China is a completely different story – the country remains the biggest driver of the electric car market. Total sales of electrified vehicles grew by 31% in the first quarter.

Germany falls behind the UK

Thanks to clever subsidy policies and strong support in the press and media, the German market had been the most important European market alongside Norway. This has changed since the first quarter of 2024. Triggered by German fiscal policy, all environmental bonuses have been cut, including for electric buses and trucks. Funding for public charging stations has also been cut.

This already hurt registrations in the first three months. Even OEM subsidies to remove the now harder-to-sell electric vehicles from the production line could not prevent the slump.

Although sales of “electrified” vehicles (BEV, PHEV) only fell by 5%, this was due to increased PHEV registrations. BEV registrations fell by around -15%.
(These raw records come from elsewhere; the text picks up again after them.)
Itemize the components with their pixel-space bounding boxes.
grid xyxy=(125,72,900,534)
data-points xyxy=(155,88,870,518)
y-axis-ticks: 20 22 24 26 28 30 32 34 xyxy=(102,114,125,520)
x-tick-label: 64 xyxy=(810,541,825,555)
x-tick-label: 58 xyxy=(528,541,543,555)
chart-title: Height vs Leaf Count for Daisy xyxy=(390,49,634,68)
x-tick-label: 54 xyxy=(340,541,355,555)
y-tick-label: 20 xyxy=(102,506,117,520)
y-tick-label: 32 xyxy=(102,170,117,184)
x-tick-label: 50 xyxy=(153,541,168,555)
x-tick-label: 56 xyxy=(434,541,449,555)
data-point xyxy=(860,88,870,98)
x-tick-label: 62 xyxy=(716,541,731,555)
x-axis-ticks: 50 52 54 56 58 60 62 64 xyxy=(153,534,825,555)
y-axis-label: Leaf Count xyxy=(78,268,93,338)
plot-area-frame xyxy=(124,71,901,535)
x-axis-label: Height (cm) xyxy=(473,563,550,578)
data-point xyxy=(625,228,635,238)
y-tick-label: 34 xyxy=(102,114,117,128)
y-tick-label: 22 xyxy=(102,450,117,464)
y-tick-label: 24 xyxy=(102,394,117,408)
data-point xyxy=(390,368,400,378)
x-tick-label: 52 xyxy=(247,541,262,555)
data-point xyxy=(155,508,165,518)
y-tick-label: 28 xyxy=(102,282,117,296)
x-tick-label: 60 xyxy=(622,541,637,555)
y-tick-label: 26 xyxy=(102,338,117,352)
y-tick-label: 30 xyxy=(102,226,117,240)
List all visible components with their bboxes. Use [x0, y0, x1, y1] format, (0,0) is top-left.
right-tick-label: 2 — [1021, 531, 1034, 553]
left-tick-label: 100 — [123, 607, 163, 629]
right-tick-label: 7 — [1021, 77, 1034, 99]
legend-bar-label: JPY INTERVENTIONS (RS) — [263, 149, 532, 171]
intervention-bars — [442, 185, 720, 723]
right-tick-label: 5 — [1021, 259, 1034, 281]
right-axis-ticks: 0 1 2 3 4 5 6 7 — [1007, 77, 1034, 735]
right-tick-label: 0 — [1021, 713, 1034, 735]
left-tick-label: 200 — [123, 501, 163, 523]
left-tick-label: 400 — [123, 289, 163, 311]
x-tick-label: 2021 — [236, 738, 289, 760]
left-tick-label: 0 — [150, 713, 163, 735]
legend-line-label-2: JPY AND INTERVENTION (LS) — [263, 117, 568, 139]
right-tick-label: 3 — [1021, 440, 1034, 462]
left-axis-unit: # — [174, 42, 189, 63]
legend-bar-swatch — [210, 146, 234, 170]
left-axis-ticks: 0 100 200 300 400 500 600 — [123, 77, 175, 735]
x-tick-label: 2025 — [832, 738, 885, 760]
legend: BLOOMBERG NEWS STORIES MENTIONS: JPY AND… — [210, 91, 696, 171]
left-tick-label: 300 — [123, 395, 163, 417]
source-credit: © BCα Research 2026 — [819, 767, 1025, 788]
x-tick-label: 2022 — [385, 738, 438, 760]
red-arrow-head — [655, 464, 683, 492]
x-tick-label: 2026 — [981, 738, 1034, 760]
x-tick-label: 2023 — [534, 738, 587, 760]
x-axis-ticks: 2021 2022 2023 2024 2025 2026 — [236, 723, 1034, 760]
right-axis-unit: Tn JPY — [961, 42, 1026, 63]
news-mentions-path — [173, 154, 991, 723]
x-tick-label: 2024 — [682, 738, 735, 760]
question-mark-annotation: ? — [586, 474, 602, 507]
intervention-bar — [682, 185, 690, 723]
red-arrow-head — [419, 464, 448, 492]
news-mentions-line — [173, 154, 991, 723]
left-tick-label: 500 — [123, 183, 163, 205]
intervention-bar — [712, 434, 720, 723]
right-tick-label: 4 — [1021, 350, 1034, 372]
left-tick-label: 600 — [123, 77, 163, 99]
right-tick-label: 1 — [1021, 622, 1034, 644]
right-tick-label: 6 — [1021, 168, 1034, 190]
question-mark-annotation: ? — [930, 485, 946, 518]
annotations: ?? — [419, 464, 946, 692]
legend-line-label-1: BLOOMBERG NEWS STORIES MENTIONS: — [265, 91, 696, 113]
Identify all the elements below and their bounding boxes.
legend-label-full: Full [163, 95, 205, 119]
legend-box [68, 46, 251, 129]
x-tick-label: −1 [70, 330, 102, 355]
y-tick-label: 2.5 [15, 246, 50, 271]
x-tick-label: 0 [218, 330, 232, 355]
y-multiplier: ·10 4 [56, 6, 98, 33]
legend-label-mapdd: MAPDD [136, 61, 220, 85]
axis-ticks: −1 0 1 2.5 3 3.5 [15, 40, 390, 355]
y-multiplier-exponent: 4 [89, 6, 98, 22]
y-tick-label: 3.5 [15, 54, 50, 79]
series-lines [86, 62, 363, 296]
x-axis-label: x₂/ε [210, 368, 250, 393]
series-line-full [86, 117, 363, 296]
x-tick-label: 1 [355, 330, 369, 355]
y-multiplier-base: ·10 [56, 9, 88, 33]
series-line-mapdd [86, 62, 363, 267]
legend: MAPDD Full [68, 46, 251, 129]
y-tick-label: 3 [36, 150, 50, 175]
The situation was quite different in the UK, where growth of +18% was recorded. Both BEVs and PHEVs made impressive gains, which meant that the UK left the previous leading German market behind.

Tesla, currently under pressure on sales anyway, announced a 10% reduction in jobs worldwide in order to cut costs – in Grünheide the percentage is set to rise even further.

Where is the positive momentum?

In recent weeks, MAN Truck & Bus and Mercedes-Benz Trucks have presented MegaCharging for their planned electric trucks. MegaCharging refers to charging capacities between 700 and more than 1,000 kW.

But here too, doubts are growing among those who pay attention to physics. If the electrification of heavy goods transport is to succeed, the framework conditions must be right. MegaCharging requires amperages that are difficult to achieve at freeway service areas in Germany – the grids are not only lagging behind here. Moreover, just one charging point per service area is not enough.

Germany’s deficits are becoming ever clearer

In other words, Germany’s deficits will become even more apparent in the coming months.

Only one premium OEM among the winners

What is piquant, however, is the shift in sales. While VW & Co lost ground in the first quarter, BMW was the only premium supplier to record successes. The Munich-based company can look back on a record quarter, with growth in electric car sales amounting to a whopping 83%.

First and foremost, the weakness of the electric car market in Germany only shows one thing: the influence of the environmental bonuses and not least the economic uncertainties, which are homemade in Germany, was clearly underestimated by the electric fan bubble.

At the moment, it looks as if the electric skeptics were right. Right from the outset, they said that electric vehicles could be slow sellers without subsidies.